Yep. That was the proverbial straw that broke the camel's back.
I was still friendly with him, but I moved on. I dated other people, made new friends, and eventually met the man who has been my husband for 24 years now.
I think about this other dude once in a while, wonder how he's getting along.
I received a friend request from him through facebook the other day.
"OK", I thought. Why not? I am facebook friends with several people from that era in my life.
Less than 24 hours later, I had banned him.
Why?
The man is a total tool.
In 24 hours, he had posted over 50 times. Including moment by moment updates on the Apple announcement yesterday. Political information, we are talking way out there, so liberal that there really isn't even a name for it out there. Way too much information about what kind of kinky interests he and his wife have...

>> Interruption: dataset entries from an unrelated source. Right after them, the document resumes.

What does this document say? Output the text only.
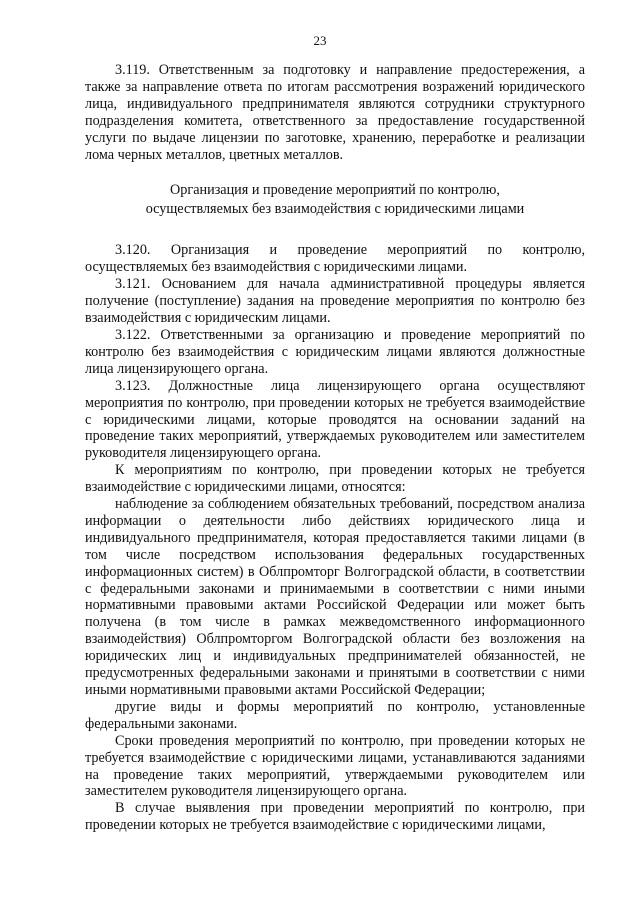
23

3.119. Ответственным за подготовку и направление предостережения, а также за направление ответа по итогам рассмотрения возражений юридического лица, индивидуального предпринимателя являются сотрудники структурного подразделения комитета, ответственного за предоставление государственной услуги по выдаче лицензии по заготовке, хранению, переработке и реализации лома черных металлов, цветных металлов.

Организация и проведение мероприятий по контролю,
осуществляемых без взаимодействия с юридическими лицами

3.120. Организация и проведение мероприятий по контролю, осуществляемых без взаимодействия с юридическими лицами.

3.121. Основанием для начала административной процедуры является получение (поступление) задания на проведение мероприятия по контролю без взаимодействия с юридическим лицами.

3.122. Ответственными за организацию и проведение мероприятий по контролю без взаимодействия с юридическим лицами являются должностные лица лицензирующего органа.

3.123. Должностные лица лицензирующего органа осуществляют мероприятия по контролю, при проведении которых не требуется взаимодействие с юридическими лицами, которые проводятся на основании заданий на проведение таких мероприятий, утверждаемых руководителем или заместителем руководителя лицензирующего органа.

К мероприятиям по контролю, при проведении которых не требуется взаимодействие с юридическими лицами, относятся:

наблюдение за соблюдением обязательных требований, посредством анализа информации о деятельности либо действиях юридического лица и индивидуального предпринимателя, которая предоставляется такими лицами (в том числе посредством использования федеральных государственных информационных систем) в Облпромторг Волгоградской области, в соответствии с федеральными законами и принимаемыми в соответствии с ними иными нормативными правовыми актами Российской Федерации или может быть получена (в том числе в рамках межведомственного информационного взаимодействия) Облпромторгом Волгоградской области без возложения на юридических лиц и индивидуальных предпринимателей обязанностей, не предусмотренных федеральными законами и принятыми в соответствии с ними иными нормативными правовыми актами Российской Федерации;

другие виды и формы мероприятий по контролю, установленные федеральными законами.

Сроки проведения мероприятий по контролю, при проведении которых не требуется взаимодействие с юридическими лицами, устанавливаются заданиями на проведение таких мероприятий, утверждаемыми руководителем или заместителем руководителя лицензирующего органа.

В случае выявления при проведении мероприятий по контролю, при проведении которых не требуется взаимодействие с юридическими лицами,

But, there were the two posts that did me in.
I had shared a picture about the Vietnam War. In short, it said that "In an era of burning draft cards, and an unpopular war, proud, determined men went to war. God Bless our Vietnam Vets".
My father was a Vietnam Vet. I will not go into the long list here of the horrors he lived with for the rest of his life, but he was permanently scarred by the experience. I think what hurt him most was when he was attacked at an airport while coming home. In the United States. While people watched and jeered.
He posted underneath that the true patriots were the ones who stayed home to protest.
Coward.
His next post, right under that was a general letter, telling everyone how he was bullied because he was friends with gay people while we were in college. He never stood up for them, but he just assumes that everyone knows where he stood. He stood for them.
Coward.
Again, we were friends with the same people. Those gay friends he was dissing in his post are my lifelong friends. I treasure them. I was there when stuff was going down, and he never stood up. He ran the other way.
And now he's blaming them because he was unpopular in college. WTF??
No, he's not blaming the fact that he wanted to be a player. Not the fact that he would insult people every chance he got. Not the fact that he would express things that would make people mightily uncomfortable. NOPE.
Look back at your life, and your own interactions, jerk. You have no one to blame but yourself.
Instead of reveling in the fact the he has a loving wife and kids, a great job, a house, and food to put on the table every night, he is bitter about things that happened in college.
I guess I need to take stock of my own life, too. Make certain that I am thankful for everything that I have. I am grateful for my time in college. My horizons were broadened. I saw a new side of life. I spent some time doing mission projects, and found out how graciously blessed I truly am.
I really and truly don't want my friends sitting down and branding me as a "total tool".
I believe that this post might very well qualify me for the "total tool" title. It's okay, I admit it.
I just hope I'm not in a tool in the rest of my life.